Tales from the Vulgar Unicorn
- Tales from the Vulgar Unicorn (Original Printing)
- Editor: Robert Asprin
- Language: English
- Published: 1980
- Publication place: United States

= Tales from the Vulgar Unicorn =

1980 anthology of fantasy stories edited by Robert Lynn Asprin

Tales from the Vulgar Unicorn is an anthology of fantasy stories edited by Robert Lynn Asprin and published in 1980. It is the second in the Thieves' World series, featuring stories by a variety of authors with the common setting of Sanctuary, a city at the far southern corner of the empire where all the less-than-law-abiding citizens of the world tend to congregate.

==Contents==
"Introduction" by Robert Lynn Asprin
Hakiem the storyteller observes the decline of the Vulgar Unicorn tavern since One-Thumb's disappearance.

"Spiders of the Purple Mage" by Philip José Farmer
Midwife Masha zil-Ineel must penetrate the island defenses of the Purple Mage to save her family.

"Goddess" by David Drake
Cirdonian nobleman Samlor takes revenge on the demon Dyareela, who caused the death of his sister, and destroys the Temple of Heqt in the center of Sanctuary.

"The Fruit of Enlibar" by Lynn Abbey
Illyra, the half S'danzo seer, aids her half-brother Walegrin's search for fabled Enlibar steel to rebuild the army under his command.

"The Dream of the Sorceress" by A.E. van Vogt
Searching for his father's murderer, healer Alten Stulwig becomes entangled in a game between war-god Vashanka and his lover Azyuna.

"Vashanka's Minion" by Janet Morris
Tempus challenges the war-god Vashanka by destroying the deity's temple of magic weapons which is corrupting the citizens of Sanctuary.

"Shadow's Pawn" by Andrew J. Offutt
Hanse (Shadowspawn) hunts a fearsome magical weapon which brings out a victim's deepest terror.

"To Guard the Guardians" by Robert Lynn Asprin
Zalbar, Captain of the Prince's Bodyguard, teams with the crime lord Jubal to defeat an old foe.

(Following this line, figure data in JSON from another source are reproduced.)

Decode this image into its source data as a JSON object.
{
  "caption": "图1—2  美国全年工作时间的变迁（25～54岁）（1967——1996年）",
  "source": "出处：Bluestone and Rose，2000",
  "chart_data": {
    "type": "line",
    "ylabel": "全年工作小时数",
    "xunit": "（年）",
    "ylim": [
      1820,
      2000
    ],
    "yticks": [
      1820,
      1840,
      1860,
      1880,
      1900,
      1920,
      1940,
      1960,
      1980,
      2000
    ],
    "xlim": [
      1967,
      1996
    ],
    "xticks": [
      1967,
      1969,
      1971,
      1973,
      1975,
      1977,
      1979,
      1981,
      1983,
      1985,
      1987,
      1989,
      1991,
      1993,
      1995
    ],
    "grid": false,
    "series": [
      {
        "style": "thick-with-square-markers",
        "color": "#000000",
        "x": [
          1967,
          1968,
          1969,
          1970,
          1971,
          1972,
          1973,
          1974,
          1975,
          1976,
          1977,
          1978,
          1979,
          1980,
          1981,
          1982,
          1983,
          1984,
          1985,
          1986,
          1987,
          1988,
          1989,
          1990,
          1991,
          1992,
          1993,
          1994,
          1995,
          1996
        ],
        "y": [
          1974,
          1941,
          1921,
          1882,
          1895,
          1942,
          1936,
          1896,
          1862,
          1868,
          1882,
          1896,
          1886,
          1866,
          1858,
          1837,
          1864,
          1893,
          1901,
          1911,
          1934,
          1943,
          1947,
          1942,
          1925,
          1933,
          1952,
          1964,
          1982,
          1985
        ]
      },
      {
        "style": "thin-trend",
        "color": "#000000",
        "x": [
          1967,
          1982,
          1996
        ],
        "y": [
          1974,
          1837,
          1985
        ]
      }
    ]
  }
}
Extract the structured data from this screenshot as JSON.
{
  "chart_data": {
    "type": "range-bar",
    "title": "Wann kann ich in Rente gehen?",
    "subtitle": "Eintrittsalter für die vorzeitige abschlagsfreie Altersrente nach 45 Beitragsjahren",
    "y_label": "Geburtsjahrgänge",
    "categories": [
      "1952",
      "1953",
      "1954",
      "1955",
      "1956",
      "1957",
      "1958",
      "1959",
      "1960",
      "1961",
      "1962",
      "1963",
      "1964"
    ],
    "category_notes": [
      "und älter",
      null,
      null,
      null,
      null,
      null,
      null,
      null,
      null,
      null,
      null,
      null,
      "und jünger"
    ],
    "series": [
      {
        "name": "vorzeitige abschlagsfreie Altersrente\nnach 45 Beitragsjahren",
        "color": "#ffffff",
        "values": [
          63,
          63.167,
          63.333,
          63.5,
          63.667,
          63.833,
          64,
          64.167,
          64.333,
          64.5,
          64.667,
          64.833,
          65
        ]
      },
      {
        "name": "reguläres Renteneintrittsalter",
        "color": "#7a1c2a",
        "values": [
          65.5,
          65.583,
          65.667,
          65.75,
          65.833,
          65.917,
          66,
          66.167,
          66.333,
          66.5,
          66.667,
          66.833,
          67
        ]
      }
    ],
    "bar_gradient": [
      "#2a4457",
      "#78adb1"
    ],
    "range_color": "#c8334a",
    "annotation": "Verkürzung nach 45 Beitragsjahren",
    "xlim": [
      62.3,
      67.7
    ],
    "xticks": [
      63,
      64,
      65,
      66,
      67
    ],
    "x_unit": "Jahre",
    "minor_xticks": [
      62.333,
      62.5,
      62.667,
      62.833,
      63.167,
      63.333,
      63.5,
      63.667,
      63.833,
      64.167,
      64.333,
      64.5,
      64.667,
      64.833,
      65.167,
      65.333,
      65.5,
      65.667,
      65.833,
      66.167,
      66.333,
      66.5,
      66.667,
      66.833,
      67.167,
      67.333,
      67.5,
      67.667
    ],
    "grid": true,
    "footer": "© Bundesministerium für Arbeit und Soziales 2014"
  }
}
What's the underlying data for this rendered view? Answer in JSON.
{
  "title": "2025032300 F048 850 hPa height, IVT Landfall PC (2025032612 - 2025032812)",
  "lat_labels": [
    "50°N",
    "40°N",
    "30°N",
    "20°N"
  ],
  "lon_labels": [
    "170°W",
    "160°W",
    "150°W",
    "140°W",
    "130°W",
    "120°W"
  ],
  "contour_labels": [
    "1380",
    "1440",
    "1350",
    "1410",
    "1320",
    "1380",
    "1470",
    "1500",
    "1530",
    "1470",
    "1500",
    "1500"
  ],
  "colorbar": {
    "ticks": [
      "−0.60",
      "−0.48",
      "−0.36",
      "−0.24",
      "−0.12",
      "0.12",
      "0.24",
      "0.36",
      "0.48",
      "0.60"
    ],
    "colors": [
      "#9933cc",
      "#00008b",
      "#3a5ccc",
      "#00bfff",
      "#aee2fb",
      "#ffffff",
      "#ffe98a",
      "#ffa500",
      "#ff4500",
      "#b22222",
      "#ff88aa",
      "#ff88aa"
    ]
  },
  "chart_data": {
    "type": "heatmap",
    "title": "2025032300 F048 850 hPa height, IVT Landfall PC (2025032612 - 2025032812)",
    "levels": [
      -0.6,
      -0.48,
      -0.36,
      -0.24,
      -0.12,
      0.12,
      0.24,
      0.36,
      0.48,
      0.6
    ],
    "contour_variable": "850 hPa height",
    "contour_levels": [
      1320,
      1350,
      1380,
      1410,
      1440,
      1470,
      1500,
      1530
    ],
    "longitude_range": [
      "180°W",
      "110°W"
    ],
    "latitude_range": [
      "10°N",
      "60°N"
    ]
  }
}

Essay: "The Lighter Side of Sanctuary" by Robert Lynn Asprin

==Reception==
Greg Costikyan reviewed Tales from the Vulgar Unicorn in Ares Magazine #8 and commented that "Tales from the Vulgar Unicorn and Another Fine Myth are excellent reading. If you're suffering from the Hong Kong-Asian-mid-winter flu, take two Asprin and read in bed."

Colin Greenland reviewed Tales from the Vulgar Unicorn for Imagine magazine, and stated that "Not so good as volume 1, partly because of space wasted by Philip Jose Farmer and A.E. van Vogt, two burnt-out stars if ever there were; but Lynn Abbey is on form, and the overall idea continues to be entertaining."